Política

El PSOE sale en tromba contra Alaya e intuye motivaciones políticas

La vicesecretaria general del PSOE, Elena Valenciano, durante un acto ayer en Madrid. Dijo poner la mano en el fuego tanto por Álvarez como por Griñán
La vicesecretaria general del PSOE, Elena Valenciano, durante un acto ayer en Madrid. Dijo poner la mano en el fuego tanto por Álvarez como por Griñán

La juez Mercedes Alaya ha conseguido el más difícil todavía, el triple salto mortal, un imposible en el PSOE: poner de acuerdo a Elena Valenciano y Carme Chacón, o lo que es lo mismo, al «aparato» y al sector crítico con la dirección. La materia de acuerdo: la inocencia de Magdalena Álvarez y José Antonio Griñán en el «caso de los ERE» y además el «ataque» sin paliativos a un auto que a juicio de los socialistas carece de fundamento jurídico alguno y rezuma motivaciones políticas.

Si el martes nadie quería opinar sobre la decisión de la magistrada, ayer fueron pocos los socialistas que dejaron escapar un micrófono ante el que dar su parecer al respecto. Un sentir unívoco que se repitió de la mañana a la tarde con un argumentario en el que se vinculaba varios ítem de la instrucción de Alaya con acontecimientos relevantes de la agenda política del socialismo andaluz.

El primero en expresar la inexistencia de fundamentos jurídicos para la imputación de la ex ministra Magdalena Álvarez fue Ramón Jáuregui en un desayuno informativo en el que se le pidió opinión. Y el coordinador de la Conferencia Política del PSOE la dio sin rodeos: «No se sostiene y no durará mucho». Le siguió la vicesecretaria general, Elena Valenciano, para quien resulta «chocante» la coincidencia en el tiempo del auto de la juez con «hechos importantes» acaecidos en el partido en Andalucía, como ahora es la próxima celebración de primarias y antes fueron las elecciones autonómicas.

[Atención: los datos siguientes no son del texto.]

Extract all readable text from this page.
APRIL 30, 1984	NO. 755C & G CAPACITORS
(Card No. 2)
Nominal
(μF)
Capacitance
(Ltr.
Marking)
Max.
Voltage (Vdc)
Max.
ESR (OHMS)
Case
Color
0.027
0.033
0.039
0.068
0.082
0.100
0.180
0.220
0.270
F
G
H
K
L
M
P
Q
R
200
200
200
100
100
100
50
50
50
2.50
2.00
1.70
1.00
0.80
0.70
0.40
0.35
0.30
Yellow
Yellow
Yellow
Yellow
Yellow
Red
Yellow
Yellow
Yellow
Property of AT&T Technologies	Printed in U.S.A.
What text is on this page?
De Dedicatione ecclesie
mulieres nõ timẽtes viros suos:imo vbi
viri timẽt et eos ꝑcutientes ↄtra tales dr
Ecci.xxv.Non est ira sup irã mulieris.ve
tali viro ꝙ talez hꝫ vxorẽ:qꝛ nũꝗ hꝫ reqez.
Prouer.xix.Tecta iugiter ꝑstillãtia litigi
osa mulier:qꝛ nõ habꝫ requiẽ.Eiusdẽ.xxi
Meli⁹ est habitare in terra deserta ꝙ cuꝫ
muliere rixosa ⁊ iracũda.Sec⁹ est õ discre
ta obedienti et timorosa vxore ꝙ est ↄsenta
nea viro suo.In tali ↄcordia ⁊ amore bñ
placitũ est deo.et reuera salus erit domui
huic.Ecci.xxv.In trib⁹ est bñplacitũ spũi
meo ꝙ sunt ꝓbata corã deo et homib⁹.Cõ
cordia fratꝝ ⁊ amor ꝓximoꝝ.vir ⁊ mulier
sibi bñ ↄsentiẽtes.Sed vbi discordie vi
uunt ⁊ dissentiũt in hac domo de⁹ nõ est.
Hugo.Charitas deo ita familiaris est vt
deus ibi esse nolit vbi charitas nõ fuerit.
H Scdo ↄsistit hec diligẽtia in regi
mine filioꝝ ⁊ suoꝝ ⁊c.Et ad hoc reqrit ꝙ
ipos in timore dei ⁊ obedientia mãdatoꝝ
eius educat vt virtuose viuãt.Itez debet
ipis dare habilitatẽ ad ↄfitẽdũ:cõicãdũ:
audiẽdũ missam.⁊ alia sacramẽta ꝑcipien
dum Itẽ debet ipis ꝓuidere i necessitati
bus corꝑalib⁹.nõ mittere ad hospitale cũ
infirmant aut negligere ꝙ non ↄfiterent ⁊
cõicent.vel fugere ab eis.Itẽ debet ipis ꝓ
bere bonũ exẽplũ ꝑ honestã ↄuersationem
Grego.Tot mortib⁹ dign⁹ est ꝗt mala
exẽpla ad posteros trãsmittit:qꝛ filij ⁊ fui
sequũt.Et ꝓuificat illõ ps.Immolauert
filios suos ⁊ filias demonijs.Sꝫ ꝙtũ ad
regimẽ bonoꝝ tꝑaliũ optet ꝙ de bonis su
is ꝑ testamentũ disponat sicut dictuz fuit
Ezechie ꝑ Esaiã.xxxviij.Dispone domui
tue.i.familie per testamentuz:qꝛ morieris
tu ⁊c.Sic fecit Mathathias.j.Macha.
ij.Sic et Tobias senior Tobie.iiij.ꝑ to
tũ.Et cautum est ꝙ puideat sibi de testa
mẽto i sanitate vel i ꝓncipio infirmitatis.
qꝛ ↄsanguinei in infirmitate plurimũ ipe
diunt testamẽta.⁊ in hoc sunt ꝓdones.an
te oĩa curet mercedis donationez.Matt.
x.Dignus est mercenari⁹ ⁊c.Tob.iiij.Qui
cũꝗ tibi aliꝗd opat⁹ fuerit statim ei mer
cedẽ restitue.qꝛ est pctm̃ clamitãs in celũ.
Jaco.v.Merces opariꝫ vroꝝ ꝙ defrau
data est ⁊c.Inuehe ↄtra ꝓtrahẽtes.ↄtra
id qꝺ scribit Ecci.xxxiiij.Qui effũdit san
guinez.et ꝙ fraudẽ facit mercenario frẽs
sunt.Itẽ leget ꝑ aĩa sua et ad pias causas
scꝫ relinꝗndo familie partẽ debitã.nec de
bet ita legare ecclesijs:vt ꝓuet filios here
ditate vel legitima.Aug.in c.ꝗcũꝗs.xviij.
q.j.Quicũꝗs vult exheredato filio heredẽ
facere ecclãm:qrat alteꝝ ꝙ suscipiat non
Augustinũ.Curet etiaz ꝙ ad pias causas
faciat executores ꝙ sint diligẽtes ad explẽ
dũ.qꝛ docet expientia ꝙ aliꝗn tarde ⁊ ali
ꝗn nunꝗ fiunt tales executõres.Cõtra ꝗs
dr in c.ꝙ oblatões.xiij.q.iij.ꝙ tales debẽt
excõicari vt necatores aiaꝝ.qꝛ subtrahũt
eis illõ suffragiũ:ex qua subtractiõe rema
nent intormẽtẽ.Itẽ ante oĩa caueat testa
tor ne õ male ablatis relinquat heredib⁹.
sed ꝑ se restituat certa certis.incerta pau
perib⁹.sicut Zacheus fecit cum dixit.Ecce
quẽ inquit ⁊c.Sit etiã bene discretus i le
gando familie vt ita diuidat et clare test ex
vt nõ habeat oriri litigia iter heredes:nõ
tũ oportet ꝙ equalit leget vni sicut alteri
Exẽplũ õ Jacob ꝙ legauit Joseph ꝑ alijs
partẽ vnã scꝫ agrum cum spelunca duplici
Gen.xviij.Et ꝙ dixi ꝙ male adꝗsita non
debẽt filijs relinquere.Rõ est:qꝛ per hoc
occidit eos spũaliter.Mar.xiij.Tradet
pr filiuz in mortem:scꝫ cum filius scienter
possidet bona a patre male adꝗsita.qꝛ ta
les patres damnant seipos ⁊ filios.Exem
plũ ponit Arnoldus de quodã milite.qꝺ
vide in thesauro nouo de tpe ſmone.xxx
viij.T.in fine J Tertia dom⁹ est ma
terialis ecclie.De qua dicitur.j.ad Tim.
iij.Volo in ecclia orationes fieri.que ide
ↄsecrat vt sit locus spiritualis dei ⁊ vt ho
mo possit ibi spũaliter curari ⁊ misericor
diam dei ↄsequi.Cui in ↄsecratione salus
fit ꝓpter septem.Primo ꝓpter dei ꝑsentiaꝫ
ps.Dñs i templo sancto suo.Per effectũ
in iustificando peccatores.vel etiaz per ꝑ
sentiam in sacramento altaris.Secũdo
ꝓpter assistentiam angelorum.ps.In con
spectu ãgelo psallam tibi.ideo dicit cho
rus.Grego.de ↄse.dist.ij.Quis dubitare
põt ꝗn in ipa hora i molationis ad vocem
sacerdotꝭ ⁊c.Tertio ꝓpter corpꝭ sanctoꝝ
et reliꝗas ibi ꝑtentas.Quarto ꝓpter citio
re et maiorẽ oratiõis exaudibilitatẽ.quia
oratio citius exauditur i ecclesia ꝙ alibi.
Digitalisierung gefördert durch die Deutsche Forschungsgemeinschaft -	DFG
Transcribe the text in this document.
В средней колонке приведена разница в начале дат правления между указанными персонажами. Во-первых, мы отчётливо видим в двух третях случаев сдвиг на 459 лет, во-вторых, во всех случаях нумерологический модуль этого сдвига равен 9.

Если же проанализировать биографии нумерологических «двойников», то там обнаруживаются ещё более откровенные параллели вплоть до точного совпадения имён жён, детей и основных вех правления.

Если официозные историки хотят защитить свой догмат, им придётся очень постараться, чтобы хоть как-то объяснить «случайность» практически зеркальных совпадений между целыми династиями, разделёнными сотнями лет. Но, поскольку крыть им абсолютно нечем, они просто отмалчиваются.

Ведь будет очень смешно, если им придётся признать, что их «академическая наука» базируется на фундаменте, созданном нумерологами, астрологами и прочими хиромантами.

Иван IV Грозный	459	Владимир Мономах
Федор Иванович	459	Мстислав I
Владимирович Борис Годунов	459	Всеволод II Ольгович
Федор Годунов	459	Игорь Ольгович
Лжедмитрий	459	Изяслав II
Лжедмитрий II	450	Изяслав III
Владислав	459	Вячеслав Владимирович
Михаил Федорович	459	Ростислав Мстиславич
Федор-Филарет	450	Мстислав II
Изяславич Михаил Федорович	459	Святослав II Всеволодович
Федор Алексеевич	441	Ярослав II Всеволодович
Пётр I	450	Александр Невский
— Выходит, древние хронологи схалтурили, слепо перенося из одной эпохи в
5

Valenciano, que dijo poner la mano en el fuego tanto por Álvarez como por Griñán, también dio por hecho que la ex ministra de Fomento será desimputada «en los próximos meses», al tiempo que distinguió entre un delito y un procedimiento administrativo «mal utilizado» o «incorrecto».

Aunque sorprenda porque rara es la vez en que sus declaraciones públicas se parecen en algo, las palabras de Carme Chacón fueron prácticamente idénticas a las de Elena Valenciano. La catalana habló de «sorprendente» decisión, de que «cada vez las actuaciones de esta juez parecen más inexplicables» y de que es díficil entender un auto de imputación en el que se acusa a nadie de ningún delito.

Más allá de declaraciones, lo que preocupa de verdad ahora en el PSOE es la coincidencia del proceso judicial con las primarias andaluzas y, sobre todo, que cale en la ciudadanía la versión de que el paso dado por Griñán para promover su relevo en Andalucía fue una decisión preventiva para anticiparse a un escenario procesal que pudiera tocarle.

Lo cierto es que algunos de ellos admiten en privado que es «difícil pensar en casualidades», si bien prefieren poner el acento en las imputaciones selectivas de Alaya y que llegan siempre al límite de las personas aforadas sin sobrepasarlo. En este sentido, consideran incomprensible que impute ahora a Magdalena Álvarez en su condición de ex consejera de Hacienda por su responsabilidad «in vigilando» y no lo haga con el actual presidente de la Junta que sucedió a Álvarez en el cargo y aplicó el mismo procedimiento.

En todo caso, sostienen que la responsabilidad «in vigilando» se sustancia en el ámbito político, nunca en el penal.